Common Sense, Ain’t So Common
So this week I had to get my new bike from Louisiana back to Dallas. Simple, right?
No problem I told my wife, I’ll drive it there.
The small voice in the back of my skull whispered, “You’ve not been on a bike in over 20 years.” I dismissed that little voice.
It then said, “It’s about 525 miles, and it’s already 3:00 pm,” pesky voice spoke out. So what I thought.
That little voice tried again, “It’s getting cool out and you don’t have the proper gear.” I’m tough, I shrugged.
“Suit yourself,” that voice jeered and wasn’t to be heard from again.
So I wedged the half-faced helmet over my head and grabbed a borrowed jacket to head out on my maiden voyage. About 10 miles west of my start, I felt the first sting of what would become millions of sharp-as-arrow rain drops. The helmet did nothing to block their assault.
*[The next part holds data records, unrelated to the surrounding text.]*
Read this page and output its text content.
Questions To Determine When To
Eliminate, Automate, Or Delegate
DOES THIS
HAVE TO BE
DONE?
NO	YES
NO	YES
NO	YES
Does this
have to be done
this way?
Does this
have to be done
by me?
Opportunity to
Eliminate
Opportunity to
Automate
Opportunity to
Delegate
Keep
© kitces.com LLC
Soaked to the bone, I slowly swung around the longest exit ramp in the world and eased onto a water-logged gravel shoulder. The new rain suit I should’ve had ready was shoved under a ton of junk in the saddle bag.
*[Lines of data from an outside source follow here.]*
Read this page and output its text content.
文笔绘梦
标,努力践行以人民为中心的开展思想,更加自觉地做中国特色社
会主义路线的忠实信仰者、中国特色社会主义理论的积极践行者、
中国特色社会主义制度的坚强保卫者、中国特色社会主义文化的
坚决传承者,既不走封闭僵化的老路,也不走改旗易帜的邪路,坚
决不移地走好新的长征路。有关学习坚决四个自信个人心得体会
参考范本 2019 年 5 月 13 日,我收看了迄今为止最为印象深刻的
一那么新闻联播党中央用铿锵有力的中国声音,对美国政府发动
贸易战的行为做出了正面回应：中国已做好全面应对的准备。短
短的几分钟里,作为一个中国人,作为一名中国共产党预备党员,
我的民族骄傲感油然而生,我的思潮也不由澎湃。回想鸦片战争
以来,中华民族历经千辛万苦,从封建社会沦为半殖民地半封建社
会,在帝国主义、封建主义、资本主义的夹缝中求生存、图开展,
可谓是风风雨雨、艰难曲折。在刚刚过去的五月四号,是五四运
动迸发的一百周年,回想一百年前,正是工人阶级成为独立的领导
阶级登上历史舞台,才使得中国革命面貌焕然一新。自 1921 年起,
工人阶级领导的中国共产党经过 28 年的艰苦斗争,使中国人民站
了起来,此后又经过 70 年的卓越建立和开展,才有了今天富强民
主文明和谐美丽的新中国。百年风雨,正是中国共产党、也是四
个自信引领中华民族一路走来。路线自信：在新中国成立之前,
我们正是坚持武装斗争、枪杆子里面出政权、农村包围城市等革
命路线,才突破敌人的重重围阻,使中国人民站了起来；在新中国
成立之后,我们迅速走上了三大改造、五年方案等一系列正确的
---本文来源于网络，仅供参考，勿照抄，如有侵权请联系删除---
Over the next 515 miles, I eventually dried off once the storms ceased. And the little voice’s weather report came to mind as it grew steadily cooler until the uncovered tips of my half-fingered gloves felt the chill.
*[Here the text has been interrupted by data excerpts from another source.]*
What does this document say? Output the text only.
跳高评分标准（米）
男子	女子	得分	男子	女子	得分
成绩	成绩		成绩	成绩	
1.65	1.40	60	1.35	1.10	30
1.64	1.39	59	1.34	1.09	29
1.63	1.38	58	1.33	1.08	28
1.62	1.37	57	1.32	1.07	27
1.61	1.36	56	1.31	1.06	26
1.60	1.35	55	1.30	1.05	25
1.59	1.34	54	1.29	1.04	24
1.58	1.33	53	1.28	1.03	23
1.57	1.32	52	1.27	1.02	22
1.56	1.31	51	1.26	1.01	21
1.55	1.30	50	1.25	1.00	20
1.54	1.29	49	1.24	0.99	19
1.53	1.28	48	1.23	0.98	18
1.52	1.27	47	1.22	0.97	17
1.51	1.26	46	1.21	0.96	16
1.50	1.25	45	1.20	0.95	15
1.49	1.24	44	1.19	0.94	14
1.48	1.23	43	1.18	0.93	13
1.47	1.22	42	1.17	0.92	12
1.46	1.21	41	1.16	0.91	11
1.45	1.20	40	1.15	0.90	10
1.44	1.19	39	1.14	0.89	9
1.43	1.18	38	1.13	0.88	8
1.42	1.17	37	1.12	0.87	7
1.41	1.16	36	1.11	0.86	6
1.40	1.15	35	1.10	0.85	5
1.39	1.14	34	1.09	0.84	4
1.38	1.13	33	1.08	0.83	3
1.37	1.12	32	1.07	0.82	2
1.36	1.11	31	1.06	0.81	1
I had also borrowed a full-face helmet that was two sizes too small. Out of desperation, I squeezed my noggin inside that shell and drew relief that I’d escaped the wind-whipping massacre that an 85 mph average brought.
Over eight hours, a Snickers and a Milky Way bar later, I sent my wife the most treasured message of our entire marriage, “Open Garage Door”
I parked the bike and eased into the bedroom without much more than smiles and groans. She just looked at me like an intruder had invaded our home. I couldn’t have been more proud at that moment for having just completed the adventure. Not because it was over, but despite the sensible alternatives, I set my mind to something and no matter how uncomfortable it was at times, I persevered.
The last thing I heard was her saying goodnight. But then I listened through the buzzing of my ears, and heard it again. It was that same small voice from earlier in the day.
I tensed for the taunting I told you so.
Instead, it laughed, “Good journey, dude. I knew you could do it.”